Jüngstes Mitglied im Baukasten und dem Digitalisierungsportfolio zugeordnet ist U-Create Visu. Diese Visualisierungssoftware wurde durch den Mitte des Jahres getätigten Zukauf von GTI-Control hinzugewonnen. Sie wird nun unter dem Namen Weidmüller GTI Software weitergeführt. „Dadurch haben wir unseren Baukasten einerseits um eine Softwarelösung für maschinennahe Visualisierungsoberflächen und andererseits um ein Scada-System ergänzt“, berichtet der Divisionsleiter. „Auch GTI setzt auf webbasierte Lösungen. Deshalb war diese Akquisition ein echter Glücksgriff für uns.“

Neben Visualisierungslösungen sind dem Digitalisierungsbereich die ebenfalls webbasierte Lösung zum weltweiten Fernzugriff auf Maschinen U-Link Remote Access Service sowie Analytics-Lösungen wie Industrial Analytics zugeordnet.

Das Weidmüller-Digitalisierungsportfolio bietet von der Fernwartung bis hin zur Kommunikation in die Cloud eine Vielzahl an Möglichkeiten (Bild: Weidmüller)

Zwei Welten verbinden

In dem Verantwortungsbereich von M. Matthesius, der Division Automation Products and Solutions, bündelt Weidmüller neben dem Portfolio auch das Know-how für Automatisierungs- und Digitalisierungstechnik, um dem Kunden da­raus optimale Lösungen auf dem Weg zu neuen Geschäftsmodellen anbieten zu können. Wie das in der Praxis aussieht, erläutert M. Matthesius am Beispiel der Firma Boge. Gemeinsam mit Boge wurde eine reale Applikation auf der Hannover Messe gezeigt. „Hier haben wir an einem Hochleistungskompressor demonstriert, wie sich mit unserer Indus­trial-Analytics-Software Fehler vorhersagen und Betriebsanomalien aufdecken lassen. Dabei läuft die Applikation auf einem Core-i5-Rechner, auf dem wir 96 Analytics-Modelle gerechnet haben.“ Er stellt zusätzlich heraus: „So etwas hat am Markt bislang noch niemand realisiert. Als Highlight bzw. Mehrwert für den Kunden ergibt sich daraus, dass er on premise die Modelle ausführen kann. Das heißt, er benötigt weder eine Cloudlösung noch zusätzliche Hardware. Damit entstehen für ihn also keinerlei Zusatzkosten. Das ist High Performance Edge Analytics: Wir können bis zu 16 Kompressoren gleichzeitig auf einem herkömmlichen IPC rechnen.“ Im Weiteren verweist er auf die plattformunabhängige Softwarearchitektur, die es ermöglicht, mit relativ geringem Aufwand die Applikation direkt in die Cloud zu transferieren. „Für den Kunden bedeutet das: Es wird ­diejenige Architektur realisiert, die am besten zu seinem Use Case passt“, erklärt M. Matthesius.
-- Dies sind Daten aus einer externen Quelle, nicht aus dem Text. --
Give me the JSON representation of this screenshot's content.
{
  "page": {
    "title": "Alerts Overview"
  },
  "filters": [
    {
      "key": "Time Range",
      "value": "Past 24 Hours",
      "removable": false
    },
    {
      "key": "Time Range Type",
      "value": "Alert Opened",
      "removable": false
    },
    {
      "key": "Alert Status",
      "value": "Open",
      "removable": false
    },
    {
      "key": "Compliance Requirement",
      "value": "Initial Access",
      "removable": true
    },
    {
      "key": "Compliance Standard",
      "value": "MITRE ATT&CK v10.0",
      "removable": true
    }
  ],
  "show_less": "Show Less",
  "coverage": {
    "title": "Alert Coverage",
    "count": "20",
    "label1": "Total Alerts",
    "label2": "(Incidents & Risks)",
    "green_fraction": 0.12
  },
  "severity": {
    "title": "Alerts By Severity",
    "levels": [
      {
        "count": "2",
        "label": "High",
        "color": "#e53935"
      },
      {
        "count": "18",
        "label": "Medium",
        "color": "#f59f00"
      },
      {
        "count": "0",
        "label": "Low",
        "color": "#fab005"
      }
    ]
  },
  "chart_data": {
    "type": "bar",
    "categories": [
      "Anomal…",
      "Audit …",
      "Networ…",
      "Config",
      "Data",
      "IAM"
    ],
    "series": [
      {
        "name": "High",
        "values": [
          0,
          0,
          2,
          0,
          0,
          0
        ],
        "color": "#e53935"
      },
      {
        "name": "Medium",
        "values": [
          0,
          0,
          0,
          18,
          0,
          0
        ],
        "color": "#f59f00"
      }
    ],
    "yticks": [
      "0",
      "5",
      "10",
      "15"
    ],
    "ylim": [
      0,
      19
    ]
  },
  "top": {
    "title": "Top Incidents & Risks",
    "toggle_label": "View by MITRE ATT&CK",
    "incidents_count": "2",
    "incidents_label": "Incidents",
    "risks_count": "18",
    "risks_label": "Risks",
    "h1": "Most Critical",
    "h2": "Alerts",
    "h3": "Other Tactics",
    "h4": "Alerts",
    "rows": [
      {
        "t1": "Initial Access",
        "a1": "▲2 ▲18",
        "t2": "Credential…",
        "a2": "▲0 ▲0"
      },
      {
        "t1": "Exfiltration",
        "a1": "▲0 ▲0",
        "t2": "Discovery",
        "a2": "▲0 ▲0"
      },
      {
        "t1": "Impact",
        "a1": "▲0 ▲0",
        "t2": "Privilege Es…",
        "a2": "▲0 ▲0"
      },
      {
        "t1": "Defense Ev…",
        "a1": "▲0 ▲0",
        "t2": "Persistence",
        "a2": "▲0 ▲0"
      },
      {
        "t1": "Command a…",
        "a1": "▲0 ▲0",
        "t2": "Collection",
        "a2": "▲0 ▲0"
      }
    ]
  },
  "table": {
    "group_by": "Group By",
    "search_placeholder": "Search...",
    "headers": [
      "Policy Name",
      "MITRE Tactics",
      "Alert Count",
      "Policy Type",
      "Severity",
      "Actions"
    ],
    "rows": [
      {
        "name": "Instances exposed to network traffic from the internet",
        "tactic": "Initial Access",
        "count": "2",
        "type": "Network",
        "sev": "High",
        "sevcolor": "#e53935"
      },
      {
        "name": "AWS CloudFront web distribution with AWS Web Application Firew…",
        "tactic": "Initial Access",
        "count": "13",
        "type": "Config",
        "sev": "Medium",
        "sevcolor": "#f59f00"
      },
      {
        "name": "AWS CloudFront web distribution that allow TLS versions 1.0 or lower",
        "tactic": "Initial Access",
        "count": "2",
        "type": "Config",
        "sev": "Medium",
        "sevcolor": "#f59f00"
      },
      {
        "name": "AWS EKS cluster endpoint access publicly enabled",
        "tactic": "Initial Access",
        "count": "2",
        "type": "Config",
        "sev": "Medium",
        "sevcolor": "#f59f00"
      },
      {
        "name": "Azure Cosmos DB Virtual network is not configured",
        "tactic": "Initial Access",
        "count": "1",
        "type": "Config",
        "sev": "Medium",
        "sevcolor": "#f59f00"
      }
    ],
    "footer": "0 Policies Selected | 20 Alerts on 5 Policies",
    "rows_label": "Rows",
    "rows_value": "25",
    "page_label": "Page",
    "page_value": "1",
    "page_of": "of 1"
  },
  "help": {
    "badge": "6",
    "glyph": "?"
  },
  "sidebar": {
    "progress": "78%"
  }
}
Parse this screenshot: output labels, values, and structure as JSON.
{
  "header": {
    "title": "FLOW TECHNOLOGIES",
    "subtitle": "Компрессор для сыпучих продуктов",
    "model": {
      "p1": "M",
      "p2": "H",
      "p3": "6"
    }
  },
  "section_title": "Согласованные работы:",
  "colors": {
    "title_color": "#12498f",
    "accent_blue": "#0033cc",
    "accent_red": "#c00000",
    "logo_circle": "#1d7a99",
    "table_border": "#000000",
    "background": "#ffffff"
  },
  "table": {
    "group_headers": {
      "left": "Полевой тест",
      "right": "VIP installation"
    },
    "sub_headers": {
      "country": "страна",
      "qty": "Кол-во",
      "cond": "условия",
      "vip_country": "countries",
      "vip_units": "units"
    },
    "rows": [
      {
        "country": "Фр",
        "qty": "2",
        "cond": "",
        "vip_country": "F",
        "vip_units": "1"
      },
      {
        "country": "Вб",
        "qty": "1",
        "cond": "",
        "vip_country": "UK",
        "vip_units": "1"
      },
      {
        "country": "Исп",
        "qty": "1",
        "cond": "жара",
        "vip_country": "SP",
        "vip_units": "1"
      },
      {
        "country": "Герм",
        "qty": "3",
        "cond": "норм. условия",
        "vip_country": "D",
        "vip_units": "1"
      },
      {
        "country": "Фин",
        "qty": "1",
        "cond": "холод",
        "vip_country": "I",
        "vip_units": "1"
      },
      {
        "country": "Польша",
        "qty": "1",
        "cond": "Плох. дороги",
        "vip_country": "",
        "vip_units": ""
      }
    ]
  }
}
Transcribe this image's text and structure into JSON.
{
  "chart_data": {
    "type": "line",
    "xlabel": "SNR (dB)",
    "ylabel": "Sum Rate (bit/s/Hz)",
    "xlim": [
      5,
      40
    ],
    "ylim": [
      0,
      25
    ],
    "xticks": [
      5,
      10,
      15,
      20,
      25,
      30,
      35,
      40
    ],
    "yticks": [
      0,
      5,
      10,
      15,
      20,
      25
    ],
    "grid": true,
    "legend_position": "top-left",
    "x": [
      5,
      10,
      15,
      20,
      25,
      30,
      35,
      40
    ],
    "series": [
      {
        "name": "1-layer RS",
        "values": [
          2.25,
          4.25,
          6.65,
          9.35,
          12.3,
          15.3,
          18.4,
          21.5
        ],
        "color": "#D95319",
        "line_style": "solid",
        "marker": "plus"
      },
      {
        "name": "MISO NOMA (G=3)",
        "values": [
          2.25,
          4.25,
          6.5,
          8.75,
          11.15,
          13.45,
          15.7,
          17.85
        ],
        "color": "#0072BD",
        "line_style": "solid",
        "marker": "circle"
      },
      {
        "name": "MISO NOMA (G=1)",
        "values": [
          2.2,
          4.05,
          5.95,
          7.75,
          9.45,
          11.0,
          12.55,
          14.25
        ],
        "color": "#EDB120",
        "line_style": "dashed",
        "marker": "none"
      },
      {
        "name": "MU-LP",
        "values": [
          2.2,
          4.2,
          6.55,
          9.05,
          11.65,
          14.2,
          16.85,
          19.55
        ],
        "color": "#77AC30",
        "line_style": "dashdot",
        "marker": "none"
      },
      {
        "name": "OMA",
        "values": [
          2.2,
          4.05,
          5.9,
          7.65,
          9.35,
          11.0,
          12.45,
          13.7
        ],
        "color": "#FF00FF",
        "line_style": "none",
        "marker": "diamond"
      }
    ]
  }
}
Außerdem ist es ihm wichtig, da­rauf hinzuweisen, dass Weidmüller auch das Thema KI angeht. Am Beispiel des Boge-Kompressors führt er deshalb weiter aus: „Um Anomalieerkennung betreiben zu können, wird zunächst das Normalverhalten des Kompressors einmal eingelernt. Im Online-Betrieb lassen sich dann entsprechende Abweichungen feststellen – Stichwort Anomalie-Detection. Wird zusätzlich entsprechendes Domänenwissen eingebracht, ist es möglich, Fehler konkret zuzuordnen – Stichwort Ano­malie-Classification.“ Er gibt zu bedenken, dass im Online-Bereich weitere Fehler auftreten können, die nicht in den Trainingsdaten enthalten waren – zum Beispiel, wenn der Kunde seinen ­Kompressor in einem anderen Anforderungsprofil betreibt. Diese Situationen könnten beispielsweise durch eine Aktualisierung der Modelle abgedeckt werden. „Die von uns für Boge entwickelte Softwarelösung ist dank KI in der Lage, die neuen Betriebszustände, Anomalien oder Fehler eigenständig zu detektieren und die Modelle selbstständig zu aktualisieren“, erklärt der Experte. Highlight in Hannover war die Analyse von unmittelbar an der Maschine veränderbaren Parametern. Er verweist allerdings da­rauf, dass es im praktischen Einsatz der spezielle Wunsch von Boge gewesen sei, im Fall des Auffindens eines neuen Fehlers diesen zunächst von den eigenen Mitarbeitern quittieren zu lassen, bevor die Software diesen übernimmt.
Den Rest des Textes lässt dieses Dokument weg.